The health workers know that the delay is intentional. They have seen it before. They have witnessed how your government rewards silence and punishes truth. How those who try to sound the alarm early are often ignored, sidelined, or even punished. They know that the longer the disease spreads, the bigger the international check will be. And so, some stay quiet. Others play along. And those who dare to raise their voices are called enemies of progress.
Mr. President, you must change this. You must act now. Declare monkeypox a national public health threat. Allocate emergency resources. Begin aggressive testing. Launch national awareness programs through radio, television, and mobile campaigns. Partner with credible medical organizations. Set up emergency clinics in vulnerable districts. Make treatment and diagnosis free. Pay health workers what they are worth. And most importantly, make sure that every dollar meant for the people reaches the people.
Do not turn this crisis into another feeding frenzy for your political allies. Do not play politics with people’s lives. Do not gamble with destiny, Mr. President.
Governance is not about waiting until the international community steps in. True leadership is proactive. It anticipates. It prepares. It protects. But you, Mr. President, continue to fall back on the worst instincts of political survival. The truth is, many in your circle are secretly praying for this to spiral. Because when it does, the budget gates open and the looting begins.
Mr. President, this must stop. You were not elected to be a passive observer of national tragedies. You were not elected to enrich friends and cronies while the nation mourns. You were not elected to keep repeating the sins of past regimes.
You have a duty to protect this country. Not just the political elites.
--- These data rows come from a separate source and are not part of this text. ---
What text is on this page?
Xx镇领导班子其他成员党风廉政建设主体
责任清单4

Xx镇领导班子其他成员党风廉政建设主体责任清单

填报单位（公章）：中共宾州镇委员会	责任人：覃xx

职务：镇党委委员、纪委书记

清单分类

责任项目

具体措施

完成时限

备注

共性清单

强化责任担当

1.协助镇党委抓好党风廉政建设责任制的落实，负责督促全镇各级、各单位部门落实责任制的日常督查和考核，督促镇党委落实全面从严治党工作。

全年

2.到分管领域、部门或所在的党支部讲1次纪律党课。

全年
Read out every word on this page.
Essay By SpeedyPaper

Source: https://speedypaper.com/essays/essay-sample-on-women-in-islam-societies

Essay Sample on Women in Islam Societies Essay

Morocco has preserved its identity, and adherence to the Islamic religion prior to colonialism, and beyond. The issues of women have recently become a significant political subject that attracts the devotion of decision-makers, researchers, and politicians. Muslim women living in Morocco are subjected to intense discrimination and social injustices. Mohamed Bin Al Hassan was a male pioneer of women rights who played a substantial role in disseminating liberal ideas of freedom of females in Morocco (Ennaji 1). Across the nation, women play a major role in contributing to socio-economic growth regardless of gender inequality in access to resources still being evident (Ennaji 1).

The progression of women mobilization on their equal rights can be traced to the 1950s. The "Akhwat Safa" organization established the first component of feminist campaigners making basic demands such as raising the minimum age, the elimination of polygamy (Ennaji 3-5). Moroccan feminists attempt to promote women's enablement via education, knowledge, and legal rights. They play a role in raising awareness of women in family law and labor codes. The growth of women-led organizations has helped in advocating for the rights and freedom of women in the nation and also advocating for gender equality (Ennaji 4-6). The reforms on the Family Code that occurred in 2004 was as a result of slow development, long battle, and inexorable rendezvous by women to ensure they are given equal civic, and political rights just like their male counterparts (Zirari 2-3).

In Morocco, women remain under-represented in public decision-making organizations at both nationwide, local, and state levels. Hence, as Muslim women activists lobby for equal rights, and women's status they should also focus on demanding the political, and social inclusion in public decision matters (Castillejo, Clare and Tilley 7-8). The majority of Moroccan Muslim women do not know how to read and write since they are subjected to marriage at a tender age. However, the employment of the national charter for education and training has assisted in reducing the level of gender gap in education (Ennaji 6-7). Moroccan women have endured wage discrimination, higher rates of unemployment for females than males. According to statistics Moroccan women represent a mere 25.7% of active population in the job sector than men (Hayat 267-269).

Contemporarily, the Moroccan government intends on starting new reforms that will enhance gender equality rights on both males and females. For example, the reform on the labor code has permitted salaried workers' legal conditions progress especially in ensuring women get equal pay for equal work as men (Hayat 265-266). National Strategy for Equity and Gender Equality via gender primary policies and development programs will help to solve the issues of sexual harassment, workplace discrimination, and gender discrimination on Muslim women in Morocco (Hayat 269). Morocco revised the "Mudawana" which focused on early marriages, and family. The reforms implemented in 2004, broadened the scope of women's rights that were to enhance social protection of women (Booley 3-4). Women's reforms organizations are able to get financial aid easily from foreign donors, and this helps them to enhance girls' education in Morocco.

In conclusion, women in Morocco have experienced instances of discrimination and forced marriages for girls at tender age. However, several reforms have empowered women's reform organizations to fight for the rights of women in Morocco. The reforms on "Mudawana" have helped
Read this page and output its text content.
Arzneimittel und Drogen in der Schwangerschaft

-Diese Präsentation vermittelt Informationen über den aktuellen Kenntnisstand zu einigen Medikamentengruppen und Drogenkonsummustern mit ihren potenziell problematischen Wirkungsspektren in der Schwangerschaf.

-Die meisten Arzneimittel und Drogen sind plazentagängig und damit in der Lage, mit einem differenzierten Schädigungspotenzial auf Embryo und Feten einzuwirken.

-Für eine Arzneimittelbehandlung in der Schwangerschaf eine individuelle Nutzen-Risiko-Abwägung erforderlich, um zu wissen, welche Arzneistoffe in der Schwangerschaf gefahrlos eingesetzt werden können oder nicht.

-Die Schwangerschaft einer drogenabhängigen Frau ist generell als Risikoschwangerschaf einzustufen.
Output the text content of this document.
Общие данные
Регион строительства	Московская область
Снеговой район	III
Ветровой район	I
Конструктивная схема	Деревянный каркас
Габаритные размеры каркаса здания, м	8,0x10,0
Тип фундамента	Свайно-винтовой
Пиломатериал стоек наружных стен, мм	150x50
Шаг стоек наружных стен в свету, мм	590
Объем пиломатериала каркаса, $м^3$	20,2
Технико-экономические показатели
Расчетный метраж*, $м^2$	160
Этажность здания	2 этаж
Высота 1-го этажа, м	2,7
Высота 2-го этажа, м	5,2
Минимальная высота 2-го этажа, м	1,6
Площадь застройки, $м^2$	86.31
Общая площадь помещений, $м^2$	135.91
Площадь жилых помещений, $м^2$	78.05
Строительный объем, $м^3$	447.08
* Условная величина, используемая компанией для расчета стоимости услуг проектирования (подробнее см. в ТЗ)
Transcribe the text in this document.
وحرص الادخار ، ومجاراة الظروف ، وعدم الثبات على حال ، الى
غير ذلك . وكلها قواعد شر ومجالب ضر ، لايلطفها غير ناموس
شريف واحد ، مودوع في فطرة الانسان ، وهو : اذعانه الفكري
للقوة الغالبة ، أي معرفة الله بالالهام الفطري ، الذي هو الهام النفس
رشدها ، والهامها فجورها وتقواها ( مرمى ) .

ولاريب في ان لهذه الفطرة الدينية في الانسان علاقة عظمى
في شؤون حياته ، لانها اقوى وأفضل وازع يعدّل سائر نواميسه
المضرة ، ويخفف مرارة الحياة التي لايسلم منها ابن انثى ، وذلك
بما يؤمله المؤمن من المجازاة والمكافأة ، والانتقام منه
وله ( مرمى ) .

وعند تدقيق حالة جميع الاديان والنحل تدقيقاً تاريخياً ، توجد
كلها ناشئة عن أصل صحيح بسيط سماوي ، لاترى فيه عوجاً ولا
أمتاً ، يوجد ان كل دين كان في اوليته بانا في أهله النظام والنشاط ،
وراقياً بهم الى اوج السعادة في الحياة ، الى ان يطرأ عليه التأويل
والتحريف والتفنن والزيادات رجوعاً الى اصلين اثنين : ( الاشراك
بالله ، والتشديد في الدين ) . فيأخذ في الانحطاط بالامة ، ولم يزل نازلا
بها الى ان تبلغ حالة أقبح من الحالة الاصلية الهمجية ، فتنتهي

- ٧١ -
Not just your ministers. Not just your family. But every Sierra Leonean. Rich or poor. North or south. Rural or urban.
If you do not rise now, Mr. President, M. Pox will rise. And with it will rise the frustration, the anger, and the condemnation of a people who have had enough. You cannot keep hiding behind silence. Because silence, in the face of suffering, is complicity.
Mr. President, can we talk before it is too late?